Pfizers neuer Aufräumer

von Siegfried Hofmann

Andreas Penk wird Deutschland-Chef von Pfizer Deutschland. Der Nachfolger von Walter Köbele hat nun die schwierige Aufgabe, den Umbau von Pfizer auf dem europäischen Markt voranzutreiben.

Andreas Penk wird neuer Chef von Pfizer Deutschland. Foto: dpa/PfizerLupe

Andreas Penk wird neuer Chef von Pfizer Deutschland. Foto: dpa/Pfizer

FRANKFURT. Jeffrey Kindler baut den US-Pharmakonzern Pfizer um und formt deshalb sein Führungsteam in Europa neu. Er befördert zum 1. März den bisherigen Deutschlandchef, Walter Köbele (59), der als Vice President European Projects an der Neuausrichtung von Pfizer in Europa mitwirken soll.

Nachfolger von Köbele in Deutschland wird der 41-jährige Andreas Penk, der bisher das Pfizer-Geschäft in Österreich leitet. Penk ist der erste Mediziner auf diesem Posten. Er hat seine Karriere als Pharmamarktforscher begonnen und arbeitet bereits seit 1994 für den US-Konzern.

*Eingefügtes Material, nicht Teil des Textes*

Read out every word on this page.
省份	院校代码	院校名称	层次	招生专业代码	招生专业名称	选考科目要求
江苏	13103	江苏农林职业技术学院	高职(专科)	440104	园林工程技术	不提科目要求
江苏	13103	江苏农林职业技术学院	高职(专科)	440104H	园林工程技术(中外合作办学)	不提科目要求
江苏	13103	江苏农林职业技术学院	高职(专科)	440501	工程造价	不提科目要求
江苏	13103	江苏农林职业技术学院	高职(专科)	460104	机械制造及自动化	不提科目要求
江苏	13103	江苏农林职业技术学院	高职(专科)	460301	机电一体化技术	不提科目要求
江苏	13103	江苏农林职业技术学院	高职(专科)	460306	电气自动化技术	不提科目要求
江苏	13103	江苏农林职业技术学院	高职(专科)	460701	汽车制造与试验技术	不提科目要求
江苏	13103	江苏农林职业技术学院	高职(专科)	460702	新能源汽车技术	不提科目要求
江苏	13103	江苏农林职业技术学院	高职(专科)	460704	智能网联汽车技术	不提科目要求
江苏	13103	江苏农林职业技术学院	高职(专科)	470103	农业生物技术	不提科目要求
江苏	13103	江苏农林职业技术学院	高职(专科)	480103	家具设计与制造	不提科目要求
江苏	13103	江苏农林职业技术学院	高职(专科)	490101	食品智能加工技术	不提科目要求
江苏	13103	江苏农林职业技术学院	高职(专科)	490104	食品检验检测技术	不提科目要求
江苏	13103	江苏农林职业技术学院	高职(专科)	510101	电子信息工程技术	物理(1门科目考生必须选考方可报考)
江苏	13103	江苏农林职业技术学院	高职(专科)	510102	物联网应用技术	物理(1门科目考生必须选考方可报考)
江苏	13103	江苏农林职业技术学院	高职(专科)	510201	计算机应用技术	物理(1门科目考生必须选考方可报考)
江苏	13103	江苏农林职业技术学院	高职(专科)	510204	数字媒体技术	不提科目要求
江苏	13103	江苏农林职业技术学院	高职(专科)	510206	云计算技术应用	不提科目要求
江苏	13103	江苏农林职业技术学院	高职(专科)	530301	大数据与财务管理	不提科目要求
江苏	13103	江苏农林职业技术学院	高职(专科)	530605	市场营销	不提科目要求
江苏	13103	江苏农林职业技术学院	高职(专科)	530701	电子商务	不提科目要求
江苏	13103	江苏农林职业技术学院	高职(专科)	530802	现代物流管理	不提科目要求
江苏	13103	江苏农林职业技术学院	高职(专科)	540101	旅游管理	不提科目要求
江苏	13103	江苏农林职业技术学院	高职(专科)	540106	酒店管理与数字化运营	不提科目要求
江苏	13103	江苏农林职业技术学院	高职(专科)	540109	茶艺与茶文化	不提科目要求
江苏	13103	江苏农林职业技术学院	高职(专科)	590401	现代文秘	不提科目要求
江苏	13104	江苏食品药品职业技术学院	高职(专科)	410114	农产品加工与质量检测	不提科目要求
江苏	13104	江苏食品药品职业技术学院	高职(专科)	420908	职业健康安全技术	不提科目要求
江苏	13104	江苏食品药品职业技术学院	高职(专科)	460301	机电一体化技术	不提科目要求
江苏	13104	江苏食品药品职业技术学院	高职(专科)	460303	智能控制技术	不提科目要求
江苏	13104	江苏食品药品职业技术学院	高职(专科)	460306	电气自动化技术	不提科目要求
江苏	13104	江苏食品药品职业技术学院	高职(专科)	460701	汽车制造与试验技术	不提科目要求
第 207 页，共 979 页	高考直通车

Pfizer-Chef Kindler kündigte in der vergangenen Woche an, weltweit rund 10 000 Stellen zu streichen, rund ein Zehntel der Gesamtbelegschaft des Konzerns. Er will so die Kosten um zwei Milliarden Dollar senken. Frühere Sparpläne sehen bereits Einsparungen von vier Milliarden Dollar vor. Die Nummer eins der Pharmabranche bereitet sich auf stagnierende, möglicherweise auch sinkende Umsätze vor. Denn für mehrere wichtige Produkte laufen die Patente ab. Andererseits rücken zu wenig Neuentwicklungen nach. In Deutschland ist seit der letzten Gesundheitsreform die Erstattung für das Pfizer-Hauptprodukt Sortis stark eingeschränkt.

Nun will Konzernchef Kindler die Forschung und Entwicklung neu ordnen sowie den europäischen Außendienst, ebenso wie den in den USA, um gut ein Fünftel kürzen. In Deutschland, wo der Konzern 5 200 Personen beschäftigt, sollen 320 Stellen wegfallen. Außerdem will Kindler das Wirkstoff- und Arzneimittelwerk Heumann PCS in Feucht bei Nürnberg verkaufen.